Recently, the research interest is focused on providing an extended experimental study of the linear and nonlinear shear viscoelastic properties of metallo-supramolecular transient polymeric assemblies under large shear deformation. This should be done, in order to examine the structure and dynamics as well as the presence of internal stresses after cessation of simple shear flow in the front runner building block in Double Dynamic Networks (DDNs). Thus, the motivation of the current project derives from the inextricable linked relationship between the structures the properties and the function of materials.

These transient networks are based on reversible, relatively weak and non-covalent interactions obtained by metal ligand coordination. The reversibility of the network provides unique properties such as tunability, self-healing, and shape memory features. Moreover, the metal-containing polymeric system may give access to additional magnetic, optical and electro chromic properties that can be helpful for numerous applications such as light induced adhesives, self-healing coatings and stretchable electronics applications. Last but not least, the possible industrial exploitation of transient networks is based on their processability and rheological behavior under large shear deformation.

The followed research methodology derives the above mentioned objectives and motivation of the research. More specifically, the structure and dynamics of the model networks is investigating experimentally performing linear and nonlinear rheological experiments. The collected data are analyzed in order to obtain fruitful information on how altering the temperature, the stoichiometric amount or the nature of metal ions, could be manipulated for designing single and double responsive networks with desired properties.

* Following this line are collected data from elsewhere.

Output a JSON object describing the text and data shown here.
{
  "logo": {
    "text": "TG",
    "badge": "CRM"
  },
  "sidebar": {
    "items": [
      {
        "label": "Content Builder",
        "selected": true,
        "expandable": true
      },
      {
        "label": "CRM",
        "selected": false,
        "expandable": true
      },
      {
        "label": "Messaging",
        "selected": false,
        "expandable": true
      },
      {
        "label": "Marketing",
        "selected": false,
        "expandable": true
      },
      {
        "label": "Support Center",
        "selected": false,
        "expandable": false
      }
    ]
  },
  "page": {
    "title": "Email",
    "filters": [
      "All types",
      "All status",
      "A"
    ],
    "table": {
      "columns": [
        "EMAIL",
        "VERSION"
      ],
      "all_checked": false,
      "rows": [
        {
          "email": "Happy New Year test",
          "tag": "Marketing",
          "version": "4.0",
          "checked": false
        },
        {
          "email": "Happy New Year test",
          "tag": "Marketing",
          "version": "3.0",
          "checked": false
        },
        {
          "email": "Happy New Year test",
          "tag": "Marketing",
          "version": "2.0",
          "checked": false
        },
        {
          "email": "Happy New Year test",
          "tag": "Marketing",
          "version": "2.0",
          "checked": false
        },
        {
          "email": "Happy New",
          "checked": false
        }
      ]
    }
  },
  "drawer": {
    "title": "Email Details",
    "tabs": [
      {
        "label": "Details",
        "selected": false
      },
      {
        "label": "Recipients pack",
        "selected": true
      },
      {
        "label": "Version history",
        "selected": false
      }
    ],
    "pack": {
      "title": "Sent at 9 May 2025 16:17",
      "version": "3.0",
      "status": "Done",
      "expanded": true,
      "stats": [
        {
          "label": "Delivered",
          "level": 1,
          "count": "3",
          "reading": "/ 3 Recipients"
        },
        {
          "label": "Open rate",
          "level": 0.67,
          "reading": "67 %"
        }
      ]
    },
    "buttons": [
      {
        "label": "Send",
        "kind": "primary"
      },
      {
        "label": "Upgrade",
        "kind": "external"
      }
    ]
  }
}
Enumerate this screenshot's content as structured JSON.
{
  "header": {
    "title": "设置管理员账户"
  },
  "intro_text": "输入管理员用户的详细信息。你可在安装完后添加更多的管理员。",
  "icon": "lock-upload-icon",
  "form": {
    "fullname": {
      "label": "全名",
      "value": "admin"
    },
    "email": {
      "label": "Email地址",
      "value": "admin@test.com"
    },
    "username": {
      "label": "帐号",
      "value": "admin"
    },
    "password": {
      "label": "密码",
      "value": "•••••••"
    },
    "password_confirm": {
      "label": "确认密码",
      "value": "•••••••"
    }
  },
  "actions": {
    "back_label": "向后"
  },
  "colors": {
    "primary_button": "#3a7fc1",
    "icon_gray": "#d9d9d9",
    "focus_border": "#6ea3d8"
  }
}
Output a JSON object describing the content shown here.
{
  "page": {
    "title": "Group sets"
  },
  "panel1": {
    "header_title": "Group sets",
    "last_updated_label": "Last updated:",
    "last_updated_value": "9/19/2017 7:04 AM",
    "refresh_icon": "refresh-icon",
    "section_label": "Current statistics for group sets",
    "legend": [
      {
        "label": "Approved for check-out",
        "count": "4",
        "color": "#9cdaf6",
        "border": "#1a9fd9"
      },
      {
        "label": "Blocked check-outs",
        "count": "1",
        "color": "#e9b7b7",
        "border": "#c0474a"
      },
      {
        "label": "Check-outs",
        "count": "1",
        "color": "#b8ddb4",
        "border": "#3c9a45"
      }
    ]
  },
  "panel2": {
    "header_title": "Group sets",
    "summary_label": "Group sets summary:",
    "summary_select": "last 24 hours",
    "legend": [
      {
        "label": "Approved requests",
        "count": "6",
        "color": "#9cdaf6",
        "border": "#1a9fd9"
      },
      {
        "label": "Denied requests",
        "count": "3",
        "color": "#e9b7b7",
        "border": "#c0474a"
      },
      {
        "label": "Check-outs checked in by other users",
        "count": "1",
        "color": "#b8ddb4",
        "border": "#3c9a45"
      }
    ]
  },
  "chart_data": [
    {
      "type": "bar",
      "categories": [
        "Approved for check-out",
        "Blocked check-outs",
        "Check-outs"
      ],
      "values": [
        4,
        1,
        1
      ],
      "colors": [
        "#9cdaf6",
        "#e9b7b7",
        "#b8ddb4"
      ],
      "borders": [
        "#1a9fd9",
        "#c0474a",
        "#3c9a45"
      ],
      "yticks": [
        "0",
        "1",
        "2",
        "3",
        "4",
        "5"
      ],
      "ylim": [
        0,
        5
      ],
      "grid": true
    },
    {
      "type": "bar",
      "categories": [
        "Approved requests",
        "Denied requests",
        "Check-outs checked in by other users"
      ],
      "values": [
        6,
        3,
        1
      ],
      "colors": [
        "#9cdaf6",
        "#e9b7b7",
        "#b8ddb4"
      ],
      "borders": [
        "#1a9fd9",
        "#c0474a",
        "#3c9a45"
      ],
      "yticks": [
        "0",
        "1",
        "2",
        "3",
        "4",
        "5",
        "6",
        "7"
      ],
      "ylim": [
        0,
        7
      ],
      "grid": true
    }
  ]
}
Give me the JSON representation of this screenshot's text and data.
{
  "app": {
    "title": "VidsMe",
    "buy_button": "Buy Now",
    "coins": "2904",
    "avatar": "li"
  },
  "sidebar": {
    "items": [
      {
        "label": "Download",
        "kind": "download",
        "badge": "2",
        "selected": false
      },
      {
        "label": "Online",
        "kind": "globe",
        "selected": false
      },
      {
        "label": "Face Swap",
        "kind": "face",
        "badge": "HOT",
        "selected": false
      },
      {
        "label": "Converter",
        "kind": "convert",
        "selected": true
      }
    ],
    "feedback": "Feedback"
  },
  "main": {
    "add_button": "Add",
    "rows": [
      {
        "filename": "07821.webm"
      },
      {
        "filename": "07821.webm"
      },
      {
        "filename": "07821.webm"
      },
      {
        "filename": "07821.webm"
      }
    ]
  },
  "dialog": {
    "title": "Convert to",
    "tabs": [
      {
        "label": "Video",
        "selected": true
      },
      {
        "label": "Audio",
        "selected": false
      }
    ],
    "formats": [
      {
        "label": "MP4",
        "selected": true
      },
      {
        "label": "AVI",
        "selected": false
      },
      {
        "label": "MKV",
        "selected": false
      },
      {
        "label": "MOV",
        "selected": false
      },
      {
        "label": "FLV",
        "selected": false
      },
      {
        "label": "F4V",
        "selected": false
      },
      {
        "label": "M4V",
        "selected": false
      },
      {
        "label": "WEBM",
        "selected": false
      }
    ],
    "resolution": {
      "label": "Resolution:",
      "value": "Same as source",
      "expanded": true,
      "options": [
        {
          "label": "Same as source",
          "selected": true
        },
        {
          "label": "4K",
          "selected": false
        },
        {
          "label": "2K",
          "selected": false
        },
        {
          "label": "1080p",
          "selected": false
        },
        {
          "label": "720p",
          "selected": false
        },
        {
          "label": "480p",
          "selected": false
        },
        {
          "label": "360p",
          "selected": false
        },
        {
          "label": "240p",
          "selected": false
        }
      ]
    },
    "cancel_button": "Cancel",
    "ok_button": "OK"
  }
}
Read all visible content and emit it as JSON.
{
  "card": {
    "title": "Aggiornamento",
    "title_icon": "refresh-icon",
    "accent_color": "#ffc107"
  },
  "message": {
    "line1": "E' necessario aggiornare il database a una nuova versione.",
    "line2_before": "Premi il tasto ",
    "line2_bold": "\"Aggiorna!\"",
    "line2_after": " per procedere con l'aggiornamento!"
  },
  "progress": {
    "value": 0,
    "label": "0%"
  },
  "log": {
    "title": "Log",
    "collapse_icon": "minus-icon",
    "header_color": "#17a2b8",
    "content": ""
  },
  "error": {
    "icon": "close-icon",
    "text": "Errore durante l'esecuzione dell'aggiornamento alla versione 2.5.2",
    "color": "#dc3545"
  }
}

The preliminary results from the experimental study of the model system indicates the thermo-rheological complexity of the transient networks caused by the influence of temperature, stoichiometric amount and the nature of ions in the disentanglement process, the dissociation mechanism of the metal- ligand complexions and the proportion of dangling chains in the network. Overall, the addition of metal ions over the theoretical stoichiometric amount results more stable and higher cross linked network with significantly extended rubbery plateau and shifted terminal relaxation times to lower frequencies.